20.     Regarding the good faith defence, as mentioned above, this is not a defence set out in the Act or the Rules.

21.     In light of the above and given the size of the company, the Commission finds, by majority decision, that an AMP of $6,000 per violation is reasonable.

Conclusion

22.     In the circumstances of this case, the Commission considers that Les Aliments S.R.C. committed two violations of Part II, section 4 of the Rules and two violations of Part II, section 6 of the Rules. The Commission also considers, by majority decision, that it is appropriate to impose a penalty of $6,000 for each violation of Part II, section 4 of the Rules, and $6,000 for each violation of Part II, section 6 of the Rules. The Commission therefore imposes on Les Aliments S.R.C. a total AMP of $24,000.

23.     The Commission hereby notifies Les Aliments S.R.C. of its right to apply to the Commission to review and rescind or vary this decision under section 62 of the Act and to appeal this decision to the Federal Court of Appeal under section 64 of the Act. Any review and vary application under section 62 of the Act must be made within 90 days of the date of this decision, and the Commission will place all related documentation on its website. An appeal from this decision may be brought in the Federal Court of Appeal with the leave of that Court. Leave to appeal must be applied for within 30 days of the date of this decision or within such further time as a judge of the Court grants in exceptional circumstances.
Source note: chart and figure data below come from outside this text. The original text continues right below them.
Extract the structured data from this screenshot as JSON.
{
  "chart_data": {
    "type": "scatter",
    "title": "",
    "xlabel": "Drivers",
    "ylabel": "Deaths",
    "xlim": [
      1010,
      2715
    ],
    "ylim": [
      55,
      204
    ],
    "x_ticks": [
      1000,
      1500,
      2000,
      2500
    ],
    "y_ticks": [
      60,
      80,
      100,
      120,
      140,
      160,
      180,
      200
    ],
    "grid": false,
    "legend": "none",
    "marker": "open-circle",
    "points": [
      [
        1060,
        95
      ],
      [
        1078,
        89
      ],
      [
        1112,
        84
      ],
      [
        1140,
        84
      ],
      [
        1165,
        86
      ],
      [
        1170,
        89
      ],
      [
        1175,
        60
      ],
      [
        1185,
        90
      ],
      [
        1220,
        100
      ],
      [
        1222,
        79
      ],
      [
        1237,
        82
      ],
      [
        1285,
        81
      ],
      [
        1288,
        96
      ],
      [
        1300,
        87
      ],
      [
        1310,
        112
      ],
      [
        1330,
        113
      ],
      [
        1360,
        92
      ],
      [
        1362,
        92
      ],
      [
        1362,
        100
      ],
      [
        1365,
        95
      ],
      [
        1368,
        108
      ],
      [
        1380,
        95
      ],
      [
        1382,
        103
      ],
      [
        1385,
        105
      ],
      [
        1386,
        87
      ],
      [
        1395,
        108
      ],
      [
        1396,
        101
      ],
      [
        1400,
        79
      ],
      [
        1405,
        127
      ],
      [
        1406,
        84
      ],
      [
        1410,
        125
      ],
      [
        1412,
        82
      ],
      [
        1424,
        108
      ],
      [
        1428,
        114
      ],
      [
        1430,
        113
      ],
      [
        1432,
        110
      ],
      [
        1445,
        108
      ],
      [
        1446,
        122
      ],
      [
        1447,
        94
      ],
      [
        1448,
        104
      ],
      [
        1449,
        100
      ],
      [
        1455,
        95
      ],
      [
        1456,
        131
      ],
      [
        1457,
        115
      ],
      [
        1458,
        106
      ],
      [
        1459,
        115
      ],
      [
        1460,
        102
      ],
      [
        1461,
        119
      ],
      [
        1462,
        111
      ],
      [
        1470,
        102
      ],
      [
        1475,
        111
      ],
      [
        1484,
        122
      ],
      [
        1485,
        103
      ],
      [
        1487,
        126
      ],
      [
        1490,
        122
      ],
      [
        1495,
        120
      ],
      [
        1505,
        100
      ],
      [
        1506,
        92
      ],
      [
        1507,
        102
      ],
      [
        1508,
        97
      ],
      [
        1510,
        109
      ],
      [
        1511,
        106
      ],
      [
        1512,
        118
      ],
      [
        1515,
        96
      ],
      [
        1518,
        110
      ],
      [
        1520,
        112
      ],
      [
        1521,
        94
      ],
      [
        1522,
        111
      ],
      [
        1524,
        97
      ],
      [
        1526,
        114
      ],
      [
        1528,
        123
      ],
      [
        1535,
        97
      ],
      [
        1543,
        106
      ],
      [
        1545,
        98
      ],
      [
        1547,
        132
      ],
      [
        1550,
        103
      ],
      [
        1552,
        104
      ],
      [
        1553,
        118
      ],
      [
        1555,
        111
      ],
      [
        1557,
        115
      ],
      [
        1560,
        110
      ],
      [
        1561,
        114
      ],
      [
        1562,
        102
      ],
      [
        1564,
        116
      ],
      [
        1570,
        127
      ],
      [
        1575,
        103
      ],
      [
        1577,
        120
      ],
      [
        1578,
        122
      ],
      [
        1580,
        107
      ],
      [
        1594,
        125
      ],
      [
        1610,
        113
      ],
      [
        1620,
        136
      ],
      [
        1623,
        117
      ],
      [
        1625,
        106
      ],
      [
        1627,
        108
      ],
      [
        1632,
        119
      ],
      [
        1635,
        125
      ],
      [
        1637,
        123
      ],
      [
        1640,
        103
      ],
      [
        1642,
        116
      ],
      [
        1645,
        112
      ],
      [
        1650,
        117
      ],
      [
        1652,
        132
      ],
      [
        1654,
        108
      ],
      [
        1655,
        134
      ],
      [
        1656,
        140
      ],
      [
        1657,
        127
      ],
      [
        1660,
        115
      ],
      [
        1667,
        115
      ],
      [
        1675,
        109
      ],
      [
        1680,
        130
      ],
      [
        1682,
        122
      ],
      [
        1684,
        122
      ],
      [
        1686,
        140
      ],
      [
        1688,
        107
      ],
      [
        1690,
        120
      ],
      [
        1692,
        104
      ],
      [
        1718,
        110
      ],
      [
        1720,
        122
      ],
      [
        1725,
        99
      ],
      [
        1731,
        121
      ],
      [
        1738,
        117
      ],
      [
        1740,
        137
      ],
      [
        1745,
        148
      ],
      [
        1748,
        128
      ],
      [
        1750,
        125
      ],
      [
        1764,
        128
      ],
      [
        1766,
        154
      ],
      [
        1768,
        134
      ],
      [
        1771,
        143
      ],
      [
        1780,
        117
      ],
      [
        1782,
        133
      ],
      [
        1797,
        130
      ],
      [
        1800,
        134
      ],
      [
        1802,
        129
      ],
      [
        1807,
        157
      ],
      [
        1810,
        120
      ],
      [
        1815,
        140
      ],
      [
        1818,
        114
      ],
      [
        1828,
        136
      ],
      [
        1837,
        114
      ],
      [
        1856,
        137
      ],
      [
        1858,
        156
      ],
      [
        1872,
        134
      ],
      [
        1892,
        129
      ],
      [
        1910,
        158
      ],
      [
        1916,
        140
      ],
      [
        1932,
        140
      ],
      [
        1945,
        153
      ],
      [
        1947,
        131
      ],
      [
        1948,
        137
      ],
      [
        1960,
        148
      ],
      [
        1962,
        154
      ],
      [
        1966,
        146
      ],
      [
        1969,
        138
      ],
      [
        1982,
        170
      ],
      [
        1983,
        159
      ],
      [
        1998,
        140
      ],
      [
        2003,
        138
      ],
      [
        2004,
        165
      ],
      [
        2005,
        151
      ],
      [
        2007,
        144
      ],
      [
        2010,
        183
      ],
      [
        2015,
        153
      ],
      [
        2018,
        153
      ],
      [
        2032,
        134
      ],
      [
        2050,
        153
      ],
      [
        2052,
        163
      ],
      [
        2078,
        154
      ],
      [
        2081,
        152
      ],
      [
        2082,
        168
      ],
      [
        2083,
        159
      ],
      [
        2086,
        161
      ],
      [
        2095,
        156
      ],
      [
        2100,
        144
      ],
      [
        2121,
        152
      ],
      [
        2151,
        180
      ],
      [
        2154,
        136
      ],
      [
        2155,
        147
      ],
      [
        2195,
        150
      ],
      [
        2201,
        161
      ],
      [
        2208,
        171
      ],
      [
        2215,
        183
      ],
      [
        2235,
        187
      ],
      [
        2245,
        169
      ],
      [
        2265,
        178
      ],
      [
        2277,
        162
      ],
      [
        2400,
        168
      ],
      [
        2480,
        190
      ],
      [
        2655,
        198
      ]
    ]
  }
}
24.     The Commission reminds Les Aliments S.R.C. that, should it continue to initiate telemarketing telecommunications on its own behalf or engage telemarketers for the purpose of solicitation of its products and/or services, it is required to comply with the Rules. Examples of measures that Les Aliments S.R.C. should adopt to ensure compliance with the Rules include, but are not limited to, the following:

25.     The amount of $24,000 is due by 23 April 2012 and is to be paid in accordance with the instructions contained in the notice of violation. For any amount owing that is not paid by 23 April 2012, interest calculated and compounded monthly at the average bank rate plus three percent will be payable on that amount and will accrue during the period beginning on the due date and ending on the day before the date on which payment is received.

26.     If payment has not been received within 30 days of the date of this decision, the Commission intends to take measures to collect the amount owing, which may include certifying the unpaid amount and registering the certificate with the Federal Court.

Secretary General



Footnotes:

[1]  Les Aliments S.R.C. Inc., Montréal, Quebec, Tel.: 514-721-1831. Industry – Food delivery services.

[2]  Part II, section 4 of the Unsolicited Telecommunications Rules (the Rules) states that a telemarketer shall not initiate a telemarketing telecommunication to a consumer’s telecommunications number that is on the National DNCL, unless express consent has been provided by such consumer to be contacted via a telemarketing telecommunication by that telemarketer.

[3]  Part II, section 6 of the Rules states that a telemarketer shall not initiate a telemarketing telecommunication on its own behalf unless it is a registered subscriber of the National DNCL and has paid all applicable fees to the National DNCL operator.

[4]  Subsection 41.7(2) of the Act states that an “existing business relationship” means a business relationship that has been formed by a voluntary two-way communication between the person making the telecommunication and the person to whom the telecommunication is made, arising from the purchase of services or the purchase, lease, or rental of products, within the 18-month period immediately preceding the date of the telecommunication, by the person to whom the telecommunication is made from the person or organization on whose behalf the telecommunication is made.